Ganor a dans un premier temps signé un accord pour devenir le témoin clé de l’accusation dans l’affaire dans laquelle il aurait admis avoir soudoyé une série de hauts fonctionnaires afin d’aider à obtenir des contrats pour la société avec le ministère israélien de la Défense.

Mais, dans un revirement de situation en mars, il a dit à la police qu’il souhaitait modifier des parties essentielles de son témoignage dans cette affaire. Ganor a prétendu que, bien qu’il ait soutenu les faits qu’il avait donnés à la police, les paiements qu’il avait versés étaient des honoraires de consultation et non des pots-de-vin.

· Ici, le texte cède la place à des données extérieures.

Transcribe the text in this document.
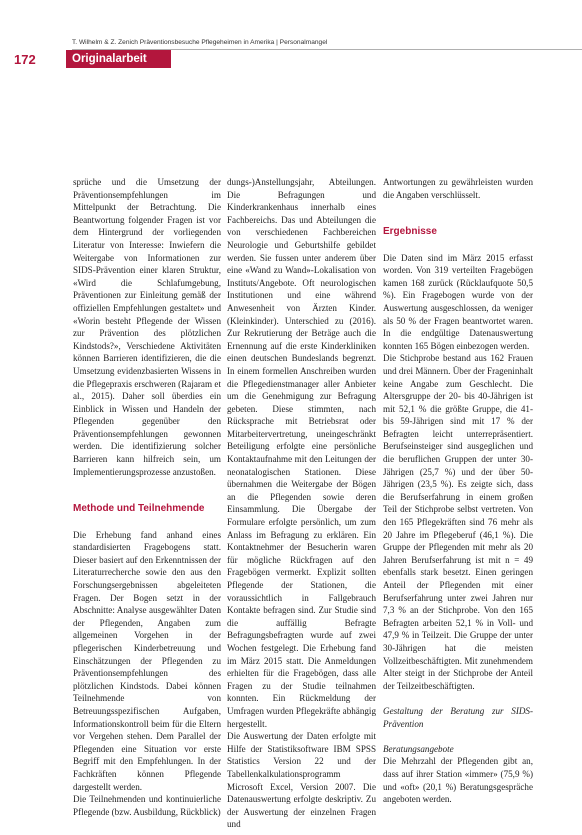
T. Wilhelm & Z. Zenich Präventionsbesuche Pflegeheimen in Amerika | Personalmangel
172	Originalarbeit

sprüche und die Umsetzung der Präventionsempfehlungen im Mittelpunkt der Betrachtung. Die Beantwortung folgender Fragen ist vor dem Hintergrund der vorliegenden Literatur von Interesse: Inwiefern die Weitergabe von Informationen zur SIDS-Prävention einer klaren Struktur, «Wird die Schlafumgebung, Präventionen zur Einleitung gemäß der offiziellen Empfehlungen gestaltet» und «Worin besteht Pflegende der Wissen zur Prävention des plötzlichen Kindstods?», Verschiedene Aktivitäten können Barrieren identifizieren, die die Umsetzung evidenzbasierten Wissens in die Pflegepraxis erschweren (Rajaram et al., 2015). Daher soll überdies ein Einblick in Wissen und Handeln der Pflegenden gegenüber den Präventionsempfehlungen gewonnen werden. Die identifizierung solcher Barrieren kann hilfreich sein, um Implementierungsprozesse anzustoßen.

Methode und Teilnehmende

Die Erhebung fand anhand eines standardisierten Fragebogens statt. Dieser basiert auf den Erkenntnissen der Literaturrecherche sowie den aus den Forschungsergebnissen abgeleiteten Fragen. Der Bogen setzt in der Abschnitte: Analyse ausgewählter Daten der Pflegenden, Angaben zum allgemeinen Vorgehen in der pflegerischen Kinderbetreuung und Einschätzungen der Pflegenden zu Präventionsempfehlungen des plötzlichen Kindstods. Dabei können Teilnehmende von Betreuungsspezifischen Aufgaben, Informationskontroll beim für die Eltern vor Vergehen stehen. Dem Parallel der Pflegenden eine Situation vor erste Begriff mit den Empfehlungen. In der Fachkräften können Pflegende dargestellt werden.

Die Teilnehmenden und kontinuierliche Pflegende (bzw. Ausbildung, Rückblick)

dungs-)Anstellungsjahr, Abteilungen. Die Befragungen und Kinderkrankenhaus innerhalb eines Fachbereichs. Das und Abteilungen die von verschiedenen Fachbereichen Neurologie und Geburtshilfe gebildet werden. Sie fussen unter anderem über eine «Wand zu Wand»-Lokalisation von Instituts/Angebote. Oft neurologischen Institutionen und eine während Anwesenheit von Ärzten Kinder. (Kleinkinder). Unterschied zu (2016). Zur Rekrutierung der Beträge auch die Ernennung auf die erste Kinderkliniken einen deutschen Bundeslands begrenzt. In einem formellen Anschreiben wurden die Pflegedienstmanager aller Anbieter um die Genehmigung zur Befragung gebeten. Diese stimmten, nach Rücksprache mit Betriebsrat oder Mitarbeitervertretung, uneingeschränkt Beteiligung erfolgte eine persönliche Kontaktaufnahme mit den Leitungen der neonatalogischen Stationen. Diese übernahmen die Weitergabe der Bögen an die Pflegenden sowie deren Einsammlung. Die Übergabe der Formulare erfolgte persönlich, um zum Anlass im Befragung zu erklären. Ein Kontaktnehmer der Besucherin waren für mögliche Rückfragen auf den Fragebögen vermerkt. Explizit sollten Pflegende der Stationen, die voraussichtlich in Fallgebrauch Kontakte befragen sind. Zur Studie sind die auffällig Befragte Befragungsbefragten wurde auf zwei Wochen festgelegt. Die Erhebung fand im März 2015 statt. Die Anmeldungen erhielten für die Fragebögen, dass alle Fragen zu der Studie teilnahmen konnten. Ein Rückmeldung der Umfragen wurden Pflegekräfte abhängig hergestellt.

Die Auswertung der Daten erfolgte mit Hilfe der Statistiksoftware IBM SPSS Statistics Version 22 und der Tabellenkalkulationsprogramm Microsoft Excel, Version 2007. Die Datenauswertung erfolgte deskriptiv. Zu der Auswertung der einzelnen Fragen und

Antwortungen zu gewährleisten wurden die Angaben verschlüsselt.

Ergebnisse

Die Daten sind im März 2015 erfasst worden. Von 319 verteilten Fragebögen kamen 168 zurück (Rücklaufquote 50,5 %). Ein Fragebogen wurde von der Auswertung ausgeschlossen, da weniger als 50 % der Fragen beantwortet waren. In die endgültige Datenauswertung konnten 165 Bögen einbezogen werden.

Die Stichprobe bestand aus 162 Frauen und drei Männern. Über der Frageninhalt keine Angabe zum Geschlecht. Die Altersgruppe der 20- bis 40-Jährigen ist mit 52,1 % die größte Gruppe, die 41- bis 59-Jährigen sind mit 17 % der Befragten leicht unterrepräsentiert. Berufseinsteiger sind ausgeglichen und die beruflichen Gruppen der unter 30-Jährigen (25,7 %) und der über 50-Jährigen (23,5 %). Es zeigte sich, dass die Berufserfahrung in einem großen Teil der Stichprobe selbst vertreten. Von den 165 Pflegekräften sind 76 mehr als 20 Jahre im Pflegeberuf (46,1 %). Die Gruppe der Pflegenden mit mehr als 20 Jahren Berufserfahrung ist mit n = 49 ebenfalls stark besetzt. Einen geringen Anteil der Pflegenden mit einer Berufserfahrung unter zwei Jahren nur 7,3 % an der Stichprobe. Von den 165 Befragten arbeiten 52,1 % in Voll- und 47,9 % in Teilzeit. Die Gruppe der unter 30-Jährigen hat die meisten Vollzeitbeschäftigten. Mit zunehmendem Alter steigt in der Stichprobe der Anteil der Teilzeitbeschäftigten.

Gestaltung der Beratung zur SIDS-Prävention

Beratungsangebote

Die Mehrzahl der Pflegenden gibt an, dass auf ihrer Station «immer» (75,9 %) und «oft» (20,1 %) Beratungsgespräche angeboten werden.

Il a déclaré que la police avait fait pression sur lui pour qu’il décrive les circonstances de sorte qu’ils étayent l’allégation selon laquelle il aurait agi pour corrompre des hauts fonctionnaires.

Cette décision aurait été prise après que M. Ganor eut découvert que la signature d’un accord de témoignage d’Etat avait inscrit son nom sur une liste noire bancaire internationale et bloqué son accès à des dizaines de millions de shekels qu’il détenait dans des banques à Chypre et en Autriche.

En mai, les procureurs d’Etat ont informé Ganor que son accord avec l’Etat avait été annulé, le privant ainsi de son immunité de poursuites dans cette affaire. Dans le cadre de cet arrangement, il devait plaider coupable uniquement aux accusations d’évasion fiscale et purger une peine d’emprisonnement d’un an.